The story behind this shell though is what gives it its worth.
We were in Thailand a month ago. We got a bargain last minute deal and took off. Thailand is a rough kind of paradise.
A little girl approached us, while we were eating an evening meal with a basket of things she was selling. She had beautiful big brown eyes, just a bit taller than the table, she didn’t look miserable or sad in fact there was a vibrancy about her that I struggled to understand.
We chatted some time, and my husband said to her “you choose something for me and I’ll buy it from you”. She pulled out a shell similar to this one and said I think this is very pretty, so my husband gave her some money. We didn’t get her name, but she said she was ten years old and couldn’t imagine how far away England was.
As she left our table to go to the next, my heart broke that at ten years old she was scouring restaurants late at night selling trinkets. Yet before I could even say to my husband a word about what had just happened, the little girl reappeared at the side of me and popped another shell in front of me, “this ones for you” she whispered and disappeared as quickly as she’d arrived.
There’s so much to be taken from this story, I’ve prayed so much about what God wanted me to see in this little girl.
But I think one thing was this….
How Our God maybe looks at the little insignificant offerings we give to Him.
Like those days when we arrive at Mass empty, when we are distracted, when we fall asleep exhausted half way through a decade, when everything in us wants to offer our whole life, but we are struggling with just the choice in that very minute.
The shell is priceless.
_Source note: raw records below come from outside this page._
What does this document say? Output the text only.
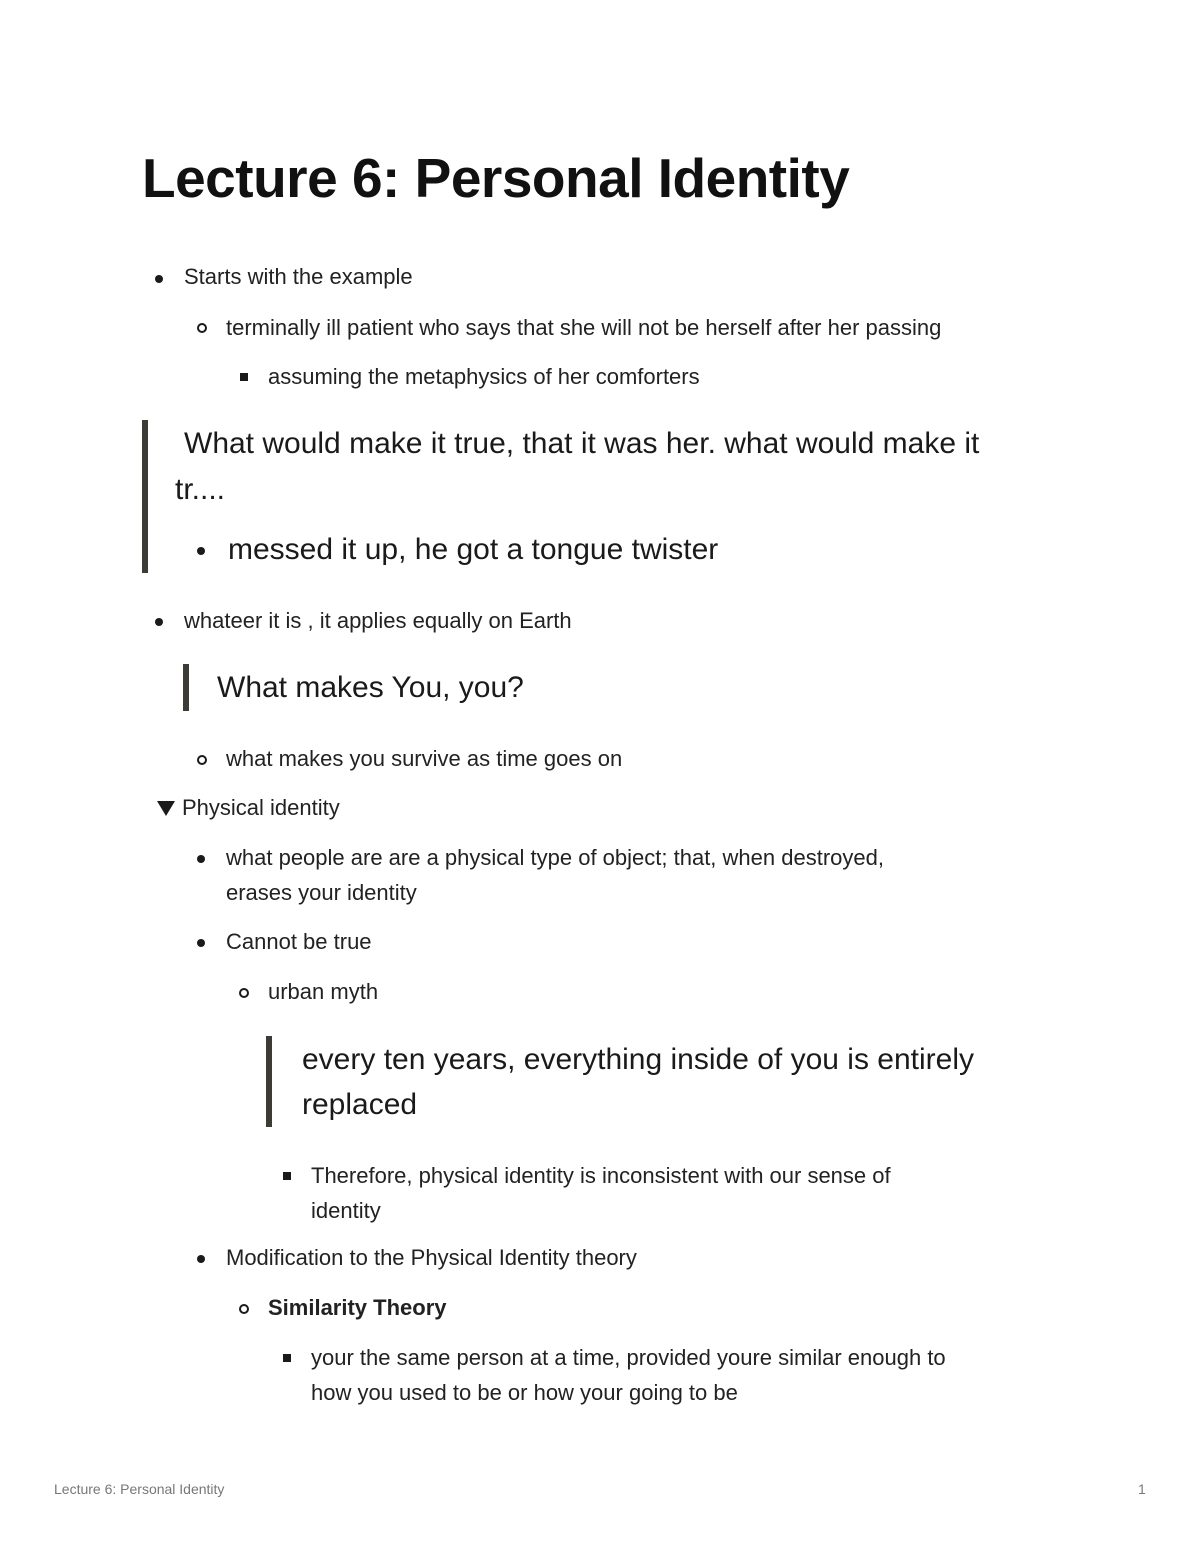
Lecture 6: Personal Identity
Starts with the example
terminally ill patient who says that she will not be herself after her passing
assuming the metaphysics of her comforters
What would make it true, that it was her. what would make it
tr....
messed it up, he got a tongue twister
whateer it is , it applies equally on Earth
What makes You, you?
what makes you survive as time goes on
Physical identity
what people are are a physical type of object; that, when destroyed,
erases your identity
Cannot be true
urban myth
every ten years, everything inside of you is entirely
replaced
Therefore, physical identity is inconsistent with our sense of
identity
Modification to the Physical Identity theory
Similarity Theory
your the same person at a time, provided youre similar enough to
how you used to be or how your going to be
Lecture 6: Personal Identity	1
It has more value than if this beautiful soul had given me millions of pounds, all because of the intention of the giver. I think therefore how much more God, who knows every movement of our hearts, must rejoice in that we picked up the Rosary, that we showed up at Mass, that the desire to give Him our lives is the cause of the frustration that sometimes we fail.
There is nothing God needs from us, so when we give all we can, no matter how small and unworthy the gift, I have now, the smallest understanding of how it’s received.